Tangent is dead; long live Tangent
Having to keep things under wraps has been annoying, so I'll just get this out of the way: I'm a student, and I'm the maintainer of Tangent. The rest of this is about what Tangent was and what it will be.
The precursor to Tangent was SchoolHub. The idea was good: a hub for school. The execution wasn't. The first version taught me about coding with Svelte(Kit), running on Cloudflare Pages, tracking and syncing data, and integrating with StudentVue and Schoology, but its features were lacking:
- A "chat" based on Supabase that didn't sync to another platform or have notifications
- A "class page" that just had basic info, a grades breakdown, and a link to that class's "chat"
- A "watch syncer" that only I could use to sync the schedule and weather
Then I decided to rewrite the whole thing with a different set of features:
- A "home page" with dynamic links for the current class
- A "grade page" linked from the home page that breaks your grade down
- A dedicated AI page with GPT-3.5, GPT-4, and Gemini 1 Pro
- "The Scan", a collection of all students with inferred schedules and other info
Can you guess which one got SchoolHub killed?
So that was how Tangent was born. It swung in the opposite direction - I added as many redundancy and security measures as I could. It was probably overkill when it was more or less "SchoolHub minus The Scan".
I added more features that were ambitious at the time. Things got boring. I started feeling lonely. One day, I felt alienated enough to start philosophizing about myself and the future of Tangent, and over the course of a few more days I came up with a plan.
Deciding on Tangent's trajectory was hard. "Tangential to your school experience" definitely worked, but I needed to move past it. I had to question what Tangent's point was and how to best model both a collection of small utilities and a unified class overview. I ended up inspired by Steve Jobs' legacy and Anura's design, and decided that the next version of Tangent would be a computer.
When Steve Jobs said "[the computer is] the equivalent of a bicycle for our minds", he was referring to a plot that shows Man on Bicycle requiring only 1.5 cal/g/km, the least on the plot.
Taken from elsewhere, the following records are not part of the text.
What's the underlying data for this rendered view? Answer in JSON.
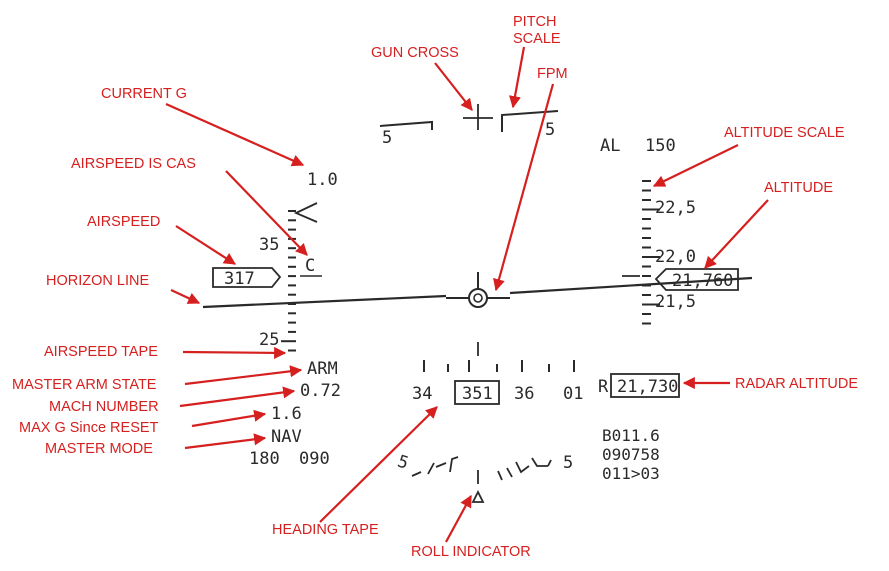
{
  "labels": {
    "pitch_scale": [
      "PITCH",
      "SCALE"
    ],
    "gun_cross": "GUN CROSS",
    "fpm": "FPM",
    "current_g": "CURRENT G",
    "airspeed_is_cas": "AIRSPEED IS CAS",
    "airspeed": "AIRSPEED",
    "horizon_line": "HORIZON LINE",
    "airspeed_tape": "AIRSPEED TAPE",
    "master_arm_state": "MASTER ARM STATE",
    "mach_number": "MACH NUMBER",
    "max_g": "MAX G Since RESET",
    "master_mode": "MASTER MODE",
    "altitude_scale": "ALTITUDE SCALE",
    "altitude": "ALTITUDE",
    "radar_altitude": "RADAR ALTITUDE",
    "heading_tape": "HEADING TAPE",
    "roll_indicator": "ROLL INDICATOR"
  },
  "hud": {
    "pitch_left": "5",
    "pitch_right": "5",
    "al_label": "AL",
    "al_value": "150",
    "current_g": "1.0",
    "airspeed_tick_upper": "35",
    "airspeed_tick_lower": "25",
    "cas_indicator": "C",
    "airspeed_box": "317",
    "alt_tick_upper": "22,5",
    "alt_tick_mid": "22,0",
    "alt_tick_lower": "21,5",
    "altitude_box": "21,760",
    "master_arm": "ARM",
    "mach": "0.72",
    "max_g": "1.6",
    "master_mode": "NAV",
    "bottom_left_1": "180",
    "bottom_left_2": "090",
    "heading_tick_1": "34",
    "heading_box": "351",
    "heading_tick_2": "36",
    "heading_tick_3": "01",
    "radar_prefix": "R",
    "radar_altitude": "21,730",
    "waypoint_line_1": "B011.6",
    "waypoint_line_2": "090758",
    "waypoint_line_3": "011>03",
    "roll_left_digit": "5",
    "roll_right_digit": "5"
  }
}
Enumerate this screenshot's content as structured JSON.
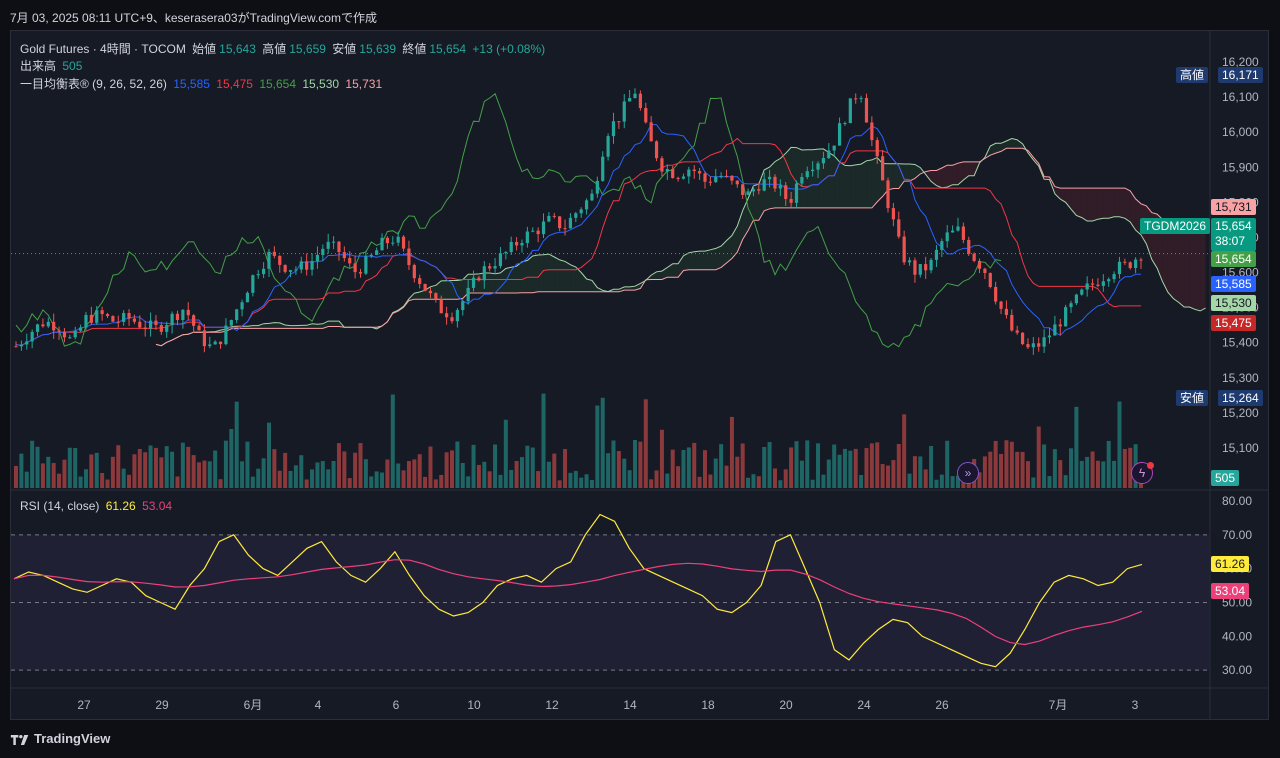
{
  "header": {
    "text": "7月 03, 2025 08:11 UTC+9、keserasera03がTradingView.comで作成"
  },
  "legend": {
    "symbol": "Gold Futures · 4時間 · TOCOM",
    "open_label": "始値",
    "open": "15,643",
    "high_label": "高値",
    "high": "15,659",
    "low_label": "安値",
    "low": "15,639",
    "close_label": "終値",
    "close": "15,654",
    "change": "+13 (+0.08%)",
    "volume_label": "出来高",
    "volume": "505",
    "ichimoku_label": "一目均衡表® (9, 26, 52, 26)",
    "ichimoku_values": [
      "15,585",
      "15,475",
      "15,654",
      "15,530",
      "15,731"
    ],
    "rsi_label": "RSI (14, close)",
    "rsi_value": "61.26",
    "rsi_ma_value": "53.04"
  },
  "price_axis": [
    "16,200",
    "16,100",
    "16,000",
    "15,900",
    "15,800",
    "15,700",
    "15,600",
    "15,500",
    "15,400",
    "15,300",
    "15,200",
    "15,100"
  ],
  "rsi_axis": [
    "80.00",
    "70.00",
    "60.00",
    "50.00",
    "40.00",
    "30.00"
  ],
  "time_axis": [
    "27",
    "29",
    "6月",
    "4",
    "6",
    "10",
    "12",
    "14",
    "18",
    "20",
    "24",
    "26",
    "7月",
    "3"
  ],
  "tags": {
    "high_label": "高値",
    "high_value": "16,171",
    "low_label": "安値",
    "low_value": "15,264",
    "symbol": "TGDM2026",
    "span_b": "15,731",
    "last": "15,654",
    "countdown": "38:07",
    "chikou": "15,654",
    "tenkan": "15,585",
    "span_a": "15,530",
    "kijun": "15,475",
    "volume": "505",
    "rsi": "61.26",
    "rsi_ma": "53.04"
  },
  "colors": {
    "up": "#26a69a",
    "down": "#ef5350",
    "tenkan": "#2962ff",
    "kijun": "#f23645",
    "chikou": "#43a047",
    "span_a": "#a5d6a7",
    "span_b": "#faa1a4",
    "rsi": "#ffeb3b",
    "rsi_ma": "#ec407a"
  },
  "footer": {
    "brand": "TradingView"
  },
  "chart_data": {
    "type": "candlestick",
    "timeframe": "4時間",
    "y_range": [
      15100,
      16200
    ],
    "rsi_range": [
      25,
      80
    ],
    "close_path": [
      15390,
      15430,
      15460,
      15450,
      15400,
      15470,
      15480,
      15460,
      15470,
      15450,
      15440,
      15470,
      15500,
      15420,
      15380,
      15440,
      15520,
      15600,
      15650,
      15620,
      15610,
      15630,
      15680,
      15660,
      15600,
      15630,
      15680,
      15700,
      15620,
      15560,
      15500,
      15480,
      15530,
      15600,
      15630,
      15660,
      15700,
      15720,
      15750,
      15730,
      15780,
      15820,
      16000,
      16050,
      16120,
      15980,
      15900,
      15880,
      15900,
      15860,
      15880,
      15850,
      15820,
      15860,
      15850,
      15800,
      15900,
      15920,
      15960,
      16050,
      16130,
      15950,
      15800,
      15650,
      15600,
      15620,
      15700,
      15720,
      15650,
      15600,
      15500,
      15420,
      15380,
      15400,
      15450,
      15500,
      15550,
      15580,
      15610,
      15620,
      15654
    ],
    "volume_scale": [
      0,
      500
    ],
    "rsi_path": [
      57,
      59,
      58,
      56,
      54,
      53,
      55,
      57,
      56,
      52,
      50,
      48,
      55,
      60,
      68,
      70,
      64,
      60,
      58,
      62,
      66,
      68,
      62,
      58,
      56,
      60,
      65,
      58,
      52,
      48,
      46,
      47,
      50,
      55,
      57,
      58,
      56,
      60,
      62,
      70,
      76,
      74,
      66,
      60,
      58,
      56,
      54,
      52,
      48,
      47,
      50,
      55,
      68,
      70,
      60,
      50,
      36,
      33,
      38,
      42,
      45,
      44,
      40,
      38,
      36,
      34,
      32,
      31,
      35,
      42,
      50,
      56,
      58,
      57,
      55,
      56,
      60,
      61.26
    ]
  }
}
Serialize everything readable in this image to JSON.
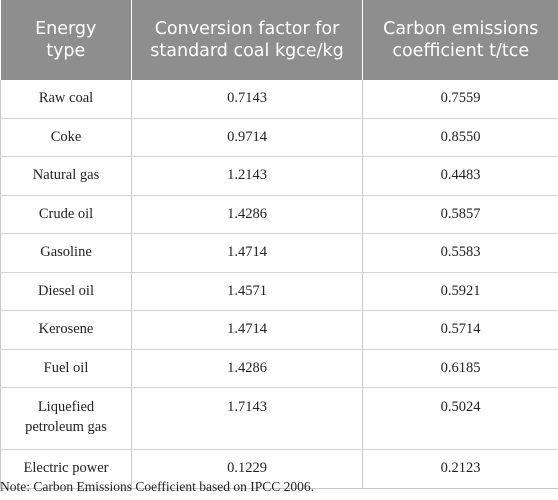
{
  "table": {
    "headers": [
      [
        "Energy",
        "type"
      ],
      [
        "Conversion factor for",
        "standard coal kgce/kg"
      ],
      [
        "Carbon emissions",
        "coefficient t/tce"
      ]
    ],
    "rows": [
      {
        "energy": "Raw coal",
        "conversion": "0.7143",
        "emission": "0.7559"
      },
      {
        "energy": "Coke",
        "conversion": "0.9714",
        "emission": "0.8550"
      },
      {
        "energy": "Natural gas",
        "conversion": "1.2143",
        "emission": "0.4483"
      },
      {
        "energy": "Crude oil",
        "conversion": "1.4286",
        "emission": "0.5857"
      },
      {
        "energy": "Gasoline",
        "conversion": "1.4714",
        "emission": "0.5583"
      },
      {
        "energy": "Diesel oil",
        "conversion": "1.4571",
        "emission": "0.5921"
      },
      {
        "energy": "Kerosene",
        "conversion": "1.4714",
        "emission": "0.5714"
      },
      {
        "energy": "Fuel oil",
        "conversion": "1.4286",
        "emission": "0.6185"
      },
      {
        "energy_lines": [
          "Liquefied",
          "petroleum gas"
        ],
        "conversion": "1.7143",
        "emission": "0.5024"
      },
      {
        "energy": "Electric power",
        "conversion": "0.1229",
        "emission": "0.2123"
      }
    ]
  },
  "note": "Note: Carbon Emissions Coefficient based on IPCC 2006."
}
Tangent as a computer is inspired by the same notion of efficiency. It'll primarily include tools to help you understand, comprehend, and remember, but it'll also be much more efficient to use Tangent to read a technical explanation or run a program you wrote than to try to figure out what method hasn't been blocked by your school in their hatred of code. The filtering I'm under even has a specific categorization so IT can block all platforms where you can make free websites!
Tangent as a computer will also be a lot more open. I expect this to be hard, as implementing different protocols and triaging what can and can't be open sourced always is, but I think I'll have the time to make it work. Tangent will be ready next year.